Il primo effetto della progressiva fine del reddito di cittadinanza non è stato, almeno per ora, una spinta verso la formazione e l’inserimento in percorsi per la ricerca di un lavoro. La maggior parte delle persone che hanno perso il sussidio perché considerate "occupabili" non hanno optato, dallo scorso primo settembre, per l’alternativa del supporto per la formazione e il lavoro: l’indennità di 350 euro al mese per un massimo di 12 mesi messa a disposizione di chi non ha più titolo per avere il Rdc ma è disposto ad attivarsi per partecipare alle cosiddette politiche attive del lavoro. Ne ha diritto chi ha un reddito Isee inferiore a seimila euro, un’età compresa tra i 18 e i 59 anni, e non ha a carico disabili, minori o ultrasessantenni. Persone che, in sintesi, sono ritenute in grado di reinserirsi nel mondo del lavoro. "È ancora presto per un bilancio ma dalle prime impressioni le richieste di formazione sono piuttosto scarse e inferiori alle aspettative", spiega Maurizio Del Conte, presidente di Afol Met. Azienda partecipata dai Comuni e dalla Città metropolitana che, attraverso la rete dei centri per l’impiego sul territorio, è in prima linea in questa nuova partita, in una rete che comprende enti pubblici e privati.

"In una città con un costo della vita come quello di Milano – prosegue - la somma di 350 euro al mese non è un incentivo sufficiente per attivarsi, rimettersi in gioco e intraprendere un percorso di formazione.

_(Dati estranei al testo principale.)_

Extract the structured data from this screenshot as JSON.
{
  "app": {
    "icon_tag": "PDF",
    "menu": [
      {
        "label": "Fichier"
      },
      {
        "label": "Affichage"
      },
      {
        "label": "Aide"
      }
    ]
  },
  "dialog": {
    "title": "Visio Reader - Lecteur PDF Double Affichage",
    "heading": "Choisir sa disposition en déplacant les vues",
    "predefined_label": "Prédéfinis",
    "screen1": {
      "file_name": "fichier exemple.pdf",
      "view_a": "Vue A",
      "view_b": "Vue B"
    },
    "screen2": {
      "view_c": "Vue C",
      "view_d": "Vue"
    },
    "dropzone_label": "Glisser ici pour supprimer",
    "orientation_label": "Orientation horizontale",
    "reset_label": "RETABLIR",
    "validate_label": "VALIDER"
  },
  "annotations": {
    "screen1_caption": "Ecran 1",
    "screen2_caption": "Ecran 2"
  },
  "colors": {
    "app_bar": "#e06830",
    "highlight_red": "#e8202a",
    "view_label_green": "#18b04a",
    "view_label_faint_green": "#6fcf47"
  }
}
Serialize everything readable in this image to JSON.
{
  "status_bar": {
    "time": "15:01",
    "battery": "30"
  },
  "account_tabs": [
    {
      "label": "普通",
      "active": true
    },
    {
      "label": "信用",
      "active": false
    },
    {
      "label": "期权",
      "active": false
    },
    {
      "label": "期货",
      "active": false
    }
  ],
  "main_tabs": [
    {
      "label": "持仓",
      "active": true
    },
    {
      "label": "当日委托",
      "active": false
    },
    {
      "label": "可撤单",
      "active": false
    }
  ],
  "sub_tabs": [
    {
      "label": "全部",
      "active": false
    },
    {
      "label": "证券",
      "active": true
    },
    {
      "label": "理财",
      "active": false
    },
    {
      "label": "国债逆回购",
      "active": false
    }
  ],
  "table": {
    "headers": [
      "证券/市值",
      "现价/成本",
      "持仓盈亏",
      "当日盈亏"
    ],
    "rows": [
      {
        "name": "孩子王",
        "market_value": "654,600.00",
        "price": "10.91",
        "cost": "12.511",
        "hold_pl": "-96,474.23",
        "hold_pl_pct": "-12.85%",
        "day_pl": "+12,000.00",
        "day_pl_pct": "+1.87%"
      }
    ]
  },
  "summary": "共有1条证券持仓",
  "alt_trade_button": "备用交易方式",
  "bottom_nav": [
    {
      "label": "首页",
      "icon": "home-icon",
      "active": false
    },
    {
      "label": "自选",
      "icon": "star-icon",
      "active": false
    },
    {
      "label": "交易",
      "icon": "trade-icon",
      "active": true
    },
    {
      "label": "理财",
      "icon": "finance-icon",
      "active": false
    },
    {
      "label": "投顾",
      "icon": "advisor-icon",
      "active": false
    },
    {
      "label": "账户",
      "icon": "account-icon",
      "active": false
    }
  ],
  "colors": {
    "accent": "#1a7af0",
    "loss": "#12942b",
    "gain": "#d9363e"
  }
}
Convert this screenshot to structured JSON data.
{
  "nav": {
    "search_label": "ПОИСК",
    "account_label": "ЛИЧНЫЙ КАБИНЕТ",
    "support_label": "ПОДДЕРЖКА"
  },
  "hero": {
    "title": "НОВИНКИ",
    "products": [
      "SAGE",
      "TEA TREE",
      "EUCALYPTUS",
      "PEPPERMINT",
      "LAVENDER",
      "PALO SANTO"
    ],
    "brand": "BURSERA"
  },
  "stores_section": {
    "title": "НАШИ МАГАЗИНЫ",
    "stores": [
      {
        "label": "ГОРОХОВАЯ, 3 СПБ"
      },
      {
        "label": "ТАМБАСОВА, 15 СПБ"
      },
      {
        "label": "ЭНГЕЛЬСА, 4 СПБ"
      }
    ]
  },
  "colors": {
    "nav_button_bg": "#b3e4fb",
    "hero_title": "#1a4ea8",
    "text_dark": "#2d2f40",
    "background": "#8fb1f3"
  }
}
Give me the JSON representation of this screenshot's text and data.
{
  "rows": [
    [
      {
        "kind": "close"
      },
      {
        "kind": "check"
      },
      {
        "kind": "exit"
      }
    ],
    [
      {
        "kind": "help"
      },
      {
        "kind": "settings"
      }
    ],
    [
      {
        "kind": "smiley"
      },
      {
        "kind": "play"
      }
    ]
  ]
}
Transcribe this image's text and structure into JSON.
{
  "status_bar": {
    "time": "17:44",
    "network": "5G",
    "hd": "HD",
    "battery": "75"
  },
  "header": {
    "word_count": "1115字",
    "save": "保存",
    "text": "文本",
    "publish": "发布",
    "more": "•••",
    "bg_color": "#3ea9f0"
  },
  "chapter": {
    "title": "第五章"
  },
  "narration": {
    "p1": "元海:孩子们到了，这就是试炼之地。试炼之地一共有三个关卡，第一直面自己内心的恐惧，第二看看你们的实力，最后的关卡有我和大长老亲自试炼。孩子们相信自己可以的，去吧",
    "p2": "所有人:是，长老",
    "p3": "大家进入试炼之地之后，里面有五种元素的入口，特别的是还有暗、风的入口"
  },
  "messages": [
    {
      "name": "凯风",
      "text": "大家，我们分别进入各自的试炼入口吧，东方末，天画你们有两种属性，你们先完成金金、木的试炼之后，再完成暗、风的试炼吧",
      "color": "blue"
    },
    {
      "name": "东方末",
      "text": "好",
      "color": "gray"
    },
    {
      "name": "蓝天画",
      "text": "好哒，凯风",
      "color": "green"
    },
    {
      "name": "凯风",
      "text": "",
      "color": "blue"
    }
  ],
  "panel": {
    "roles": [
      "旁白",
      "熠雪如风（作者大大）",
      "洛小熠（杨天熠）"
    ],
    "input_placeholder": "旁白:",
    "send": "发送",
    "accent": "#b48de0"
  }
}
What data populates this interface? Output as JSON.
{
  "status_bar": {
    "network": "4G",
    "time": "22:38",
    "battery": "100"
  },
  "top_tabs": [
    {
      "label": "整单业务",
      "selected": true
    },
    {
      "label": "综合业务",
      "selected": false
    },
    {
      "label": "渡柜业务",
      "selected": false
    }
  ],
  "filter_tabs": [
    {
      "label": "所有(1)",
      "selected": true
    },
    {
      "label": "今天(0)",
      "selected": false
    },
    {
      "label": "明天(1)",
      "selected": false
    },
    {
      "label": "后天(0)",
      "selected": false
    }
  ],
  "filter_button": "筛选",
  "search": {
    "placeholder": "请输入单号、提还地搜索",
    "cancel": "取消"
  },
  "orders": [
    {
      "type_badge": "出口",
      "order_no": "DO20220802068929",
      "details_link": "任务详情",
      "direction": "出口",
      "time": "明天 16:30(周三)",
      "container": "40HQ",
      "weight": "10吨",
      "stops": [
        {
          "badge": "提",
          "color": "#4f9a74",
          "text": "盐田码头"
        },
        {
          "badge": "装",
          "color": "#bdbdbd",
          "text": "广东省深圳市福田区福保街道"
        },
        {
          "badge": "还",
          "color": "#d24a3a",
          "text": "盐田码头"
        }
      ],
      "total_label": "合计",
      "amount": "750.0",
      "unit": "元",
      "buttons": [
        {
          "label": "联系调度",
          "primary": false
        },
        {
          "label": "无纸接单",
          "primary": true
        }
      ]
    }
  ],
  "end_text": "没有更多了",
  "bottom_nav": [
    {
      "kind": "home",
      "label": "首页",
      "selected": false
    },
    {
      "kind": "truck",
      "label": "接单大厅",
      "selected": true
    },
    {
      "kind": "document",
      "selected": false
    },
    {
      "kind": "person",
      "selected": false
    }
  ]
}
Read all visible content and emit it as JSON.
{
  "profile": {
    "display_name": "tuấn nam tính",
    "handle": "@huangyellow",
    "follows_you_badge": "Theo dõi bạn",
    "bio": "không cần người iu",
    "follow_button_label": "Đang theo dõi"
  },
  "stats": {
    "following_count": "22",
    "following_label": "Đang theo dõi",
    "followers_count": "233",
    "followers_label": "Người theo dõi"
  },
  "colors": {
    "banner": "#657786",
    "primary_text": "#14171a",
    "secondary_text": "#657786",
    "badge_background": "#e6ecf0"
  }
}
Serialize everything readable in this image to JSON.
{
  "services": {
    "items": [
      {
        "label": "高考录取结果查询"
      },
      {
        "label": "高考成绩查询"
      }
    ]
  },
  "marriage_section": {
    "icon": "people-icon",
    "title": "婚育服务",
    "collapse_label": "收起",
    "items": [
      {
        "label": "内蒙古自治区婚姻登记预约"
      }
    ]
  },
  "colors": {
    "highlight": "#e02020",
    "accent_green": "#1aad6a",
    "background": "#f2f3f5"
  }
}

Per ora il flusso nei nostri uffici è gestibile, i percorsi sono già partiti attingendo dal catalogo formativo. Per spingere la domanda sarebbe più utile una sorta di “retribuzione di formazione“, offrendo uno stipendio temporaneo a chi è davvero disposto a mettersi in gioco". Uno scarso appeal della formazione che contrasta con una richiesta di figure professionali ancora alta da parte delle imprese milanesi, nonostante il rallentamento dell’economia. "Anche sulle basse competenze è difficile soddisfare le richieste – sottolinea Del Conte – e la sfida è quella di innescare un percorso virtuoso di formazione". Sfida che, tastando il polso a settembre, appare ardua.

Secondo l’ultima mappatura diffusa a luglio dalla Cgil Lombardia, solo nella Città metropolitana di Milano sono oltre 3200 le persone a cui è stato sospeso il reddito di cittadinanza. Ma non c’è stata ancora una migrazione verso il supporto per la formazione e il lavoro, anche perché chi ha perso il sussidio a volte ha già un impiego: precario, discontinuo e con basse retribuzioni. Negli ultimi due anni, secondo i dati elaborati dalla Cgil di Milano, le famiglie a rischio povertà sono aumentate del 2,5% in tutta la Città metropolitana di Milano. Negli ultimi sette anni è aumentato del 58,2% il numero di occupati che hanno chiesto aiuto alla Caritas perché hanno uno stipendio che non consente di arrivare alla fine del mese: "Ciò spiega perché sempre meno chi accede ad un centro d’ascolto chieda un lavoro – analizza il sindacato – e sempre più spesso segnali problemi di reddito".